5話 正体不明の女の子
僕は、たった今会社に着いた。
会社には電気が点いておらず、誰もいないのか?
と思った。
誰かが一人いた。
それは、真っ白な肌と真っ白な長い髪の少女だった。
ジッと見ていると吸い込まれるのではないかと思ってしまう青色の瞳を僕に向けていた。
そして、その後ゆっくりと僕に近づいて来る。
その子は、僕の耳元にまで近づき、静かな声でこう言った。
「きみは、さいきんいんしょうにのこるゆめをみた。」
「きみは、そのゆめをけっしてわすれてはいけない。」
そう言うとその少女は、僕のおでこに優しく口づけをした。
正体不明の少女の唇が、僕のおでこに付く。
その後、その少女が光に包まれ。

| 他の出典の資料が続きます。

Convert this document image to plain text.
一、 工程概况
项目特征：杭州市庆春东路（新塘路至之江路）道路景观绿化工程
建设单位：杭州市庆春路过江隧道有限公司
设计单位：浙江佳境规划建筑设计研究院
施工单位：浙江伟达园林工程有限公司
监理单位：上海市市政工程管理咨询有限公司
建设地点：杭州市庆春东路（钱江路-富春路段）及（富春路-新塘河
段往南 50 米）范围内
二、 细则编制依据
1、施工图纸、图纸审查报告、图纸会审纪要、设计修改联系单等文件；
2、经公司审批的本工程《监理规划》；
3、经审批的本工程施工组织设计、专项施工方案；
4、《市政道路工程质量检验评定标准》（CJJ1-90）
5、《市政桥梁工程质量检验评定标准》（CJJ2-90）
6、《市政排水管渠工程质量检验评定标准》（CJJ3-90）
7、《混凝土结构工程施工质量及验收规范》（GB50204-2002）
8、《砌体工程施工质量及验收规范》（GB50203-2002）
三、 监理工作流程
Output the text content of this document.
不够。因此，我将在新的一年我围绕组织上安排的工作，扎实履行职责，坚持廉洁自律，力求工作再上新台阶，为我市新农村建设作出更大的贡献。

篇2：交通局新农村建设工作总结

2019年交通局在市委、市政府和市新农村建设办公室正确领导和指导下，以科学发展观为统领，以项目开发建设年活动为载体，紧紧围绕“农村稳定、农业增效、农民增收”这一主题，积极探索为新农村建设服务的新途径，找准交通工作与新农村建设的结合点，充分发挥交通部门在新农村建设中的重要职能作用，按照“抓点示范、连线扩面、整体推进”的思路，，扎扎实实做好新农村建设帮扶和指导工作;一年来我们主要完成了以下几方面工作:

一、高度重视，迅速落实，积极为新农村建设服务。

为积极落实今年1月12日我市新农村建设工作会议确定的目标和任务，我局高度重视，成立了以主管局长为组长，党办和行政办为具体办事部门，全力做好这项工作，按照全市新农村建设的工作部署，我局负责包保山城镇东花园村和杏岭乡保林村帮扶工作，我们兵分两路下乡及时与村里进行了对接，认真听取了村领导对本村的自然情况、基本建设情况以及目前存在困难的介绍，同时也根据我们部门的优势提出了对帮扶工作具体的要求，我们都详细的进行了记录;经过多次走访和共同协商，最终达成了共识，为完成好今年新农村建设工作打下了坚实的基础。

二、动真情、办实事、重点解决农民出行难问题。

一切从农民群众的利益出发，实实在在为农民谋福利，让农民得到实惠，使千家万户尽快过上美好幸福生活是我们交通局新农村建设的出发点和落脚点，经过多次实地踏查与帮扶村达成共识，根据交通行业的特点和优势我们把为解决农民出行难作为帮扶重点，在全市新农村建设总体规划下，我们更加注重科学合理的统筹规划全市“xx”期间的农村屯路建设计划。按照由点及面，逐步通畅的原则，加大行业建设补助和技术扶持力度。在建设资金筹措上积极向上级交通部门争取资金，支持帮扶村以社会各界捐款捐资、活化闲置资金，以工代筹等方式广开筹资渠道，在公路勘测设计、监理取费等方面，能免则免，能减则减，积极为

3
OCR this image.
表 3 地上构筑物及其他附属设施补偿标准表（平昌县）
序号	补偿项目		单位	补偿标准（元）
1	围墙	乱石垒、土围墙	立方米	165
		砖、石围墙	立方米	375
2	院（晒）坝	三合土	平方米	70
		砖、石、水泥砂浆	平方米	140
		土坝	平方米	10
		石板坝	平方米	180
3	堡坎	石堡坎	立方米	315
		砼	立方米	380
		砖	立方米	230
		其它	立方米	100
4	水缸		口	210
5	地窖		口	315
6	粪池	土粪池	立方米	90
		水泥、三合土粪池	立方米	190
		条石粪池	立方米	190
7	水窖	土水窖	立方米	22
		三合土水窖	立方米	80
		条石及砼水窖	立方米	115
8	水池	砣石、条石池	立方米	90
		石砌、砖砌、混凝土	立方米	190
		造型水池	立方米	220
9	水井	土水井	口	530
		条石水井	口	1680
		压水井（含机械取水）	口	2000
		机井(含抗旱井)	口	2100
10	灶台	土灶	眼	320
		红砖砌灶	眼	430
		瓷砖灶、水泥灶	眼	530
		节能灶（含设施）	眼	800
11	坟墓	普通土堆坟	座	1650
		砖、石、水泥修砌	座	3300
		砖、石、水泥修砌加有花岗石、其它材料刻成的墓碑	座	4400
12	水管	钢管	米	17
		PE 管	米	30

眩しさで堪らず目を瞑り、再び目を覚ますと、普通に会社に居た。
しかも、遅刻したという事実も無くなっているようだった。
その後は、特に怒られることもなく、仕事が終わった。
僕は、その不思議な経験を、もう二度と体験することは無いのだろうけれど。
再び、あの少女に出会えたら。
次は、会話が出来たら。
あの不思議な体験は何だったのか。
そう思いながら僕は、目の前のテーブルを見る。
そこには、一枚のコピー用紙とその上に一枚の白い羽が乗っていた。
コピー用紙を裏返す。
そこには、こう書いてあった。
きみはそのゆめをけっしてわすれるな
ぼくもきみのことはわすれない
そしてぼくのことをけっしてだれかにいいふらさないこと。